Slavic and Cupic steer Zagreb to the final

Meshkov BrestvsPPD Zagreb

For the fourth time after 2013, 2018 and 2019, PPD Zagreb have made it to the final of the SEHA - Gazprom League – this time after a real thriller. After losing the 2020 Semi-Final against Vardar 1961 in penalty shootout, this year, Zagreb secured the win against Meshkov Brest. After 14 penalties, Ivan Cupic scored the final goal for the 38:37. At the end of the first 60 minutes the result was a 32:32 draw, after Dmitrii Santalov had scored the equalizer with the final buzzer.  

Jaka Malus later-on failed with Meshkov’s last penalty against PPD goalkeeper Dino Slavic. 

Best scorers in a real thriller were Mikita Vailupau with nine strikes for Meshkov and Cupic with ten goals for Zagreb. Youngster Filip Vistorop was another PPD’s hero by eight goals in the regular time. Zagreb’s opponent in the final will be decided in the second semi between Telekom Veszprem and Motor Zaporozhye.  

Semi-Final 1: 

Meshkov Brest vs PPD Zagreb 38:37 (32:32 16:15) after penalty shoot-out 

While Meshkov had to replace their injured Croatian goalkeeper Ivan Pesic, Zagreb’s left back Matej Hrstic is also ruled out for the SEHA Final 4 by an injury. Vailupau had already imprinted the first minutes, scoring three of Meshkov’s first four goals.  When goalkeeper Ivan Matskevich and then Jaka Malus extended Meshkov’s advance to 10:8, PPD coach Ivica Orbvan took his first time-out after only 17 minutes. His player understood his words, backed by some extraordinary saves of goalkeeper Filip Ivic, who had returned to Zagreb after five years abroad, the Croatian record champions were on eye level again. 

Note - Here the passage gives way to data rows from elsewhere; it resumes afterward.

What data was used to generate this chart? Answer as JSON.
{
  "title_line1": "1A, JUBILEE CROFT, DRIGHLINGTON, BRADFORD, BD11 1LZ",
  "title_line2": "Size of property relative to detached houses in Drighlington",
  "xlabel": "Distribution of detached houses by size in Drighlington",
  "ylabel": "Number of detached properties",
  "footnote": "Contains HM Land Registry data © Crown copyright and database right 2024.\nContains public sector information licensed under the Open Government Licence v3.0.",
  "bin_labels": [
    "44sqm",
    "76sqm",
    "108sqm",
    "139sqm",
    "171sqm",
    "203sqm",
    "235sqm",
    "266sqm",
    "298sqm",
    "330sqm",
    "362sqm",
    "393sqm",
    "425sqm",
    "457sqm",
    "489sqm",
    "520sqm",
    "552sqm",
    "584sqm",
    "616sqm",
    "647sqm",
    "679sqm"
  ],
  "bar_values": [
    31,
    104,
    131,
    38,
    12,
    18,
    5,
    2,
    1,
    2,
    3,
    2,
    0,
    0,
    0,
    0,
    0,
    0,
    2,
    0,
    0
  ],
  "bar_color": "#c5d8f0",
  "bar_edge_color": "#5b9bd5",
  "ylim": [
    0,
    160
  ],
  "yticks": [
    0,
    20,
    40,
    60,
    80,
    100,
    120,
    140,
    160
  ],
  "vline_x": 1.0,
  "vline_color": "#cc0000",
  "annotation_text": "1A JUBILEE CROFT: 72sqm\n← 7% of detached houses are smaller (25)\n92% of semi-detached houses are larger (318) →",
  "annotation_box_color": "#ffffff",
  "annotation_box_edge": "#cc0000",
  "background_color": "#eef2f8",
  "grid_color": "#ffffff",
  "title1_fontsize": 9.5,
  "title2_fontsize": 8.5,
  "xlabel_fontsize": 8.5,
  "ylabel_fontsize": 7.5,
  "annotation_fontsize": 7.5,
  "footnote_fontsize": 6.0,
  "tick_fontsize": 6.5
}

Meshkov showed a strong defence, but Zagreb had stronger back court players in this period and took the lead at 12:11 in a match, which was constantly on the edge and in which Meshkov took a close 16:15 to the dressing rooms.  

Zagreb re-started stronger, mainly thanks to young Filip Vistorop and pulled ahead to 19:17, forcing new Meshkov coach Daniel Gordo to use his next time-out after only six minutes and 1:4 run of his side. 

The Semi-Final still was a like roller-coaster-ride, the lead was changing constantly until minute 43. Then PPD took the upper hand, scored four easy-going counter-attack goals and took their first four-goal at 26:22 after a 5:0 series within only four minutes. Still, Vistorop fired from all cylinders, and new arrival Ivan Cupic was cold as ice from the penalty line – netting six from six until minute 52.  

Meshkov tried everything, backed by the goals of Czech new arrival Stanislav Kasparek and finally managed to reduce to 31:31 thanks to Vailupau’s double strike with his goals six and seven. PPD coach Ivica Obrvan need to use his last time-out 50 seconds before the end.  

Then Sandro Obradovic had his great show: with five seconds to play, he seemed to have scored the winning strike with a hammer shot from ten metres. But after a timeout, Dmitrii Santalov made the impossible possible, scoring with the final buzzer for 32:32 to secure the penalty shoot-out for Meshkov. 

While Edin Klis was the only PPD player who failed, Stas Skube and Jaka Malus missed their penalties for Mehskov.